My mum, who taught me how to cook.
My mum, who phones me religiously every Sunday morning, and often tells me the same thing two weeks in a row.
My mum, who lives in a house that drives me mad, yet always gives up her bed for me when I visit. (So I can avoid the cat hairs…)
My mum, who has disapproved of several of my boyfriends in the past but never lectured me about them.
My mum, who encourages me whenever I send her things to read that I’ve written, no matter how dreadful they are.
My mum, who doesn’t mind that I call her an old crone as a term of affection.
My mum, who came with me to an elbow gig and didn’t mind arriving early to stand at the front despite having a bad back.
My mum, who once stopped a London bus because I was so upset that I’d left my invisible friend on it. (The invisible friend in question was a boy called Joanne – no, I don’t know either…) She retrieved Joanne and we carried on our way.
My mum, whose house is open to friends of mine and my sister’s to pop in for a cup of tea.

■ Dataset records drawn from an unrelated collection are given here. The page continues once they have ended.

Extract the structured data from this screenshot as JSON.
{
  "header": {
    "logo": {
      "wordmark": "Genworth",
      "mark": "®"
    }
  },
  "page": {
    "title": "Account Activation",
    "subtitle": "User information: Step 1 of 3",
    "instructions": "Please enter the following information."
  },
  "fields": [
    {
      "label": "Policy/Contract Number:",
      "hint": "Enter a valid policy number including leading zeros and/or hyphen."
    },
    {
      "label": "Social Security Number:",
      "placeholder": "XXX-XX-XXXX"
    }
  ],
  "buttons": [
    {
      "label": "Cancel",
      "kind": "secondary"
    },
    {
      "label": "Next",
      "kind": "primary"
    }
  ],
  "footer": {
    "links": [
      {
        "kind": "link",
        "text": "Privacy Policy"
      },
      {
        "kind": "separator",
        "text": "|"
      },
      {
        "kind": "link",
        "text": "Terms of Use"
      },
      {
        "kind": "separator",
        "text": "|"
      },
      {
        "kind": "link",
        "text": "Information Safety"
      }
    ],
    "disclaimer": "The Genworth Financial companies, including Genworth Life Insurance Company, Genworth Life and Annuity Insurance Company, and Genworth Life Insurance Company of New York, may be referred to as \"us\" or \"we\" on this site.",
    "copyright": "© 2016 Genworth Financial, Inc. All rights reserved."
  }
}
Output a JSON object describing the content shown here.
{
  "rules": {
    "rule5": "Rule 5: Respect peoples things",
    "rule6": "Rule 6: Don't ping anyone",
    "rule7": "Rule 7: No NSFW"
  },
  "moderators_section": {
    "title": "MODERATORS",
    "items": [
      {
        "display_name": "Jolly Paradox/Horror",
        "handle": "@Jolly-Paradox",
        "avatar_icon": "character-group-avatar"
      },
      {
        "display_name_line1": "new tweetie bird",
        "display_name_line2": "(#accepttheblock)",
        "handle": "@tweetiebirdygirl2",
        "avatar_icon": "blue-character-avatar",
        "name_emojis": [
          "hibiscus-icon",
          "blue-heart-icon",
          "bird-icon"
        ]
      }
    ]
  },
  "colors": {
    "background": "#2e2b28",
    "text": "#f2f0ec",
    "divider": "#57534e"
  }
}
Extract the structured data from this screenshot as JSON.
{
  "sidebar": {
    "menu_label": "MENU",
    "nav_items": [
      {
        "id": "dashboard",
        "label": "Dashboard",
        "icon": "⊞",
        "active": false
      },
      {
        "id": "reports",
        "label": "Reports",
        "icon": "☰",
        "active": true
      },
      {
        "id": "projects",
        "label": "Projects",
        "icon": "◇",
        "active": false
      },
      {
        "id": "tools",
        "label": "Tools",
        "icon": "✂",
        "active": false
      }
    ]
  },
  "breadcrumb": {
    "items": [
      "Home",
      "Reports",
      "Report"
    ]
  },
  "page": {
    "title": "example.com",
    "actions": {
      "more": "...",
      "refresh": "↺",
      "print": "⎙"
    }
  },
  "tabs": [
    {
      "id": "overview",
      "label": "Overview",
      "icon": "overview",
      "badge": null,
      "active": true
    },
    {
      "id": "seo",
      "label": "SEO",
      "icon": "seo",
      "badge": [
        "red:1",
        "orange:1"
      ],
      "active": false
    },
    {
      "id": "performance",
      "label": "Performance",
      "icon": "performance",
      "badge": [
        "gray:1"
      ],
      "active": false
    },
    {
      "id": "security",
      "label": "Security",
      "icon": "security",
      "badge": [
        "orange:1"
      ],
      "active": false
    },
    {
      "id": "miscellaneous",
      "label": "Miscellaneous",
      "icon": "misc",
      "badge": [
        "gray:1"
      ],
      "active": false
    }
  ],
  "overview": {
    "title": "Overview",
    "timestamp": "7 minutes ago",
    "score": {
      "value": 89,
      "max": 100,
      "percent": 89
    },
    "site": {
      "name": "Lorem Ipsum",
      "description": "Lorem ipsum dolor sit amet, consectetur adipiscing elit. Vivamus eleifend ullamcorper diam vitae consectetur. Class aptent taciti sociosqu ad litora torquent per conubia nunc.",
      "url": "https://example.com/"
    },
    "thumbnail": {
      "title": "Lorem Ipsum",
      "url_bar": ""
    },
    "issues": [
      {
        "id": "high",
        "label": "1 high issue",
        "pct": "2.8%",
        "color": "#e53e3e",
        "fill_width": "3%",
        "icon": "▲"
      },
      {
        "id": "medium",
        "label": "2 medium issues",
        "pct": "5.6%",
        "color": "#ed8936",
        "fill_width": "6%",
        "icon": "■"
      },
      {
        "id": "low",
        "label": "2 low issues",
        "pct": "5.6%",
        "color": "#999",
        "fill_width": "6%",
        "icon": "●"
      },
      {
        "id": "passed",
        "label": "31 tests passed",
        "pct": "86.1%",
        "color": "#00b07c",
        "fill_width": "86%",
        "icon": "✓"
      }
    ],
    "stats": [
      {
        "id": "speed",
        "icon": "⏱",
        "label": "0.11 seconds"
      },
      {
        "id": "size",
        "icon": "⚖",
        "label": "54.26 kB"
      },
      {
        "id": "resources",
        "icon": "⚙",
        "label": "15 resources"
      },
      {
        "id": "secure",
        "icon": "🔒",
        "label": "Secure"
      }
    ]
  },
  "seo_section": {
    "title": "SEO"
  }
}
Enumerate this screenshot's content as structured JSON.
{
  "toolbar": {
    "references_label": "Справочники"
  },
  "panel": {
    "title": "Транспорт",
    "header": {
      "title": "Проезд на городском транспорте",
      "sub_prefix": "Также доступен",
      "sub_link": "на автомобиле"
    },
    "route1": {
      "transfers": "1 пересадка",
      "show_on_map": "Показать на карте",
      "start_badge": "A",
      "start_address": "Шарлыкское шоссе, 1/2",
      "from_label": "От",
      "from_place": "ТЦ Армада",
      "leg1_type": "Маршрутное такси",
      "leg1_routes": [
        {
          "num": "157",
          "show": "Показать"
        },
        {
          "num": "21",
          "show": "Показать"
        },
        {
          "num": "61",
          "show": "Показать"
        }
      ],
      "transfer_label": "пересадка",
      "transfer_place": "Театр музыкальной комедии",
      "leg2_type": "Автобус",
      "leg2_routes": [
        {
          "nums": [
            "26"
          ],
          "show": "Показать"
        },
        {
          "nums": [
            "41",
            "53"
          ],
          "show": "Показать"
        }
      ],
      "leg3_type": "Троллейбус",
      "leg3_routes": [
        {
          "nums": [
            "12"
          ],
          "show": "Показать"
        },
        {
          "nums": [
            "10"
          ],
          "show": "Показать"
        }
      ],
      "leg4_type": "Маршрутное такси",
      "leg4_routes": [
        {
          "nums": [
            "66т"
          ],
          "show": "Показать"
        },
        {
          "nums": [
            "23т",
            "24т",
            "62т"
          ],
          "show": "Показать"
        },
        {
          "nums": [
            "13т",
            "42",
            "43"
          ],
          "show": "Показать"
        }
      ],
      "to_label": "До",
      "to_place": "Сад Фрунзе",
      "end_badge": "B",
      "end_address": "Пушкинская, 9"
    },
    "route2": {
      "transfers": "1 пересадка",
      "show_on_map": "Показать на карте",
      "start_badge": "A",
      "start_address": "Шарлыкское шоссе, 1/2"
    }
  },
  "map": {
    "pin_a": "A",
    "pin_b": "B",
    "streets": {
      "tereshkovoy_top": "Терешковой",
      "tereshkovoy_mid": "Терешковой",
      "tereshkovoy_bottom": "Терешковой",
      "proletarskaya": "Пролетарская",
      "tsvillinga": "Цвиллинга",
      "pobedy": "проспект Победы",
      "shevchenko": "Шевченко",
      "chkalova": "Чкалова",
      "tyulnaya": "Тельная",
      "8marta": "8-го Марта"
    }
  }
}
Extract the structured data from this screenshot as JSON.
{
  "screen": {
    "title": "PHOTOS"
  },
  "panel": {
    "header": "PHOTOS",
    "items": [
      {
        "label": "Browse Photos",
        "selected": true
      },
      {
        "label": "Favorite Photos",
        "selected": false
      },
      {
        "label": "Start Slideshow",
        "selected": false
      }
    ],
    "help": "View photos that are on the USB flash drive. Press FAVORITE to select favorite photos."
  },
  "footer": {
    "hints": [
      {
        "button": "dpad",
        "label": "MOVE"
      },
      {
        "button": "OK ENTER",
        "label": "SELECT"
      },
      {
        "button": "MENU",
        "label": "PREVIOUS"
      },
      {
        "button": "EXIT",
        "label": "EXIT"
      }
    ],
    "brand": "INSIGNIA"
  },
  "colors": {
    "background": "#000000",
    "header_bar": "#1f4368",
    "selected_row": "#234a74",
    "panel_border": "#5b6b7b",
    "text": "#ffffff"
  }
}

My mum, who as I type is probably knitting something great for E to wear.
My mum, who saves sewing patterns from her magazine subscription and posts them to me every month.
My mum, who I think was probably very lonely in her marriage yet wouldn’t regret it because it gave her me and my sister.
My mum, who was there to give me a massive hug when I dissolved in tears after losing the first baby.
My mum, who read Rapunzel and Beaky the Greedy Duck to me as a child over and over again till she was sick to death of them.
My mum, who took herself back to college in her late forties/ early fifties to tread a new path.
It occurs to me that I always greet her with a kiss on the cheek when I see her and that I haven’t given her a big hug for ages. This will be rectified as soon as I can.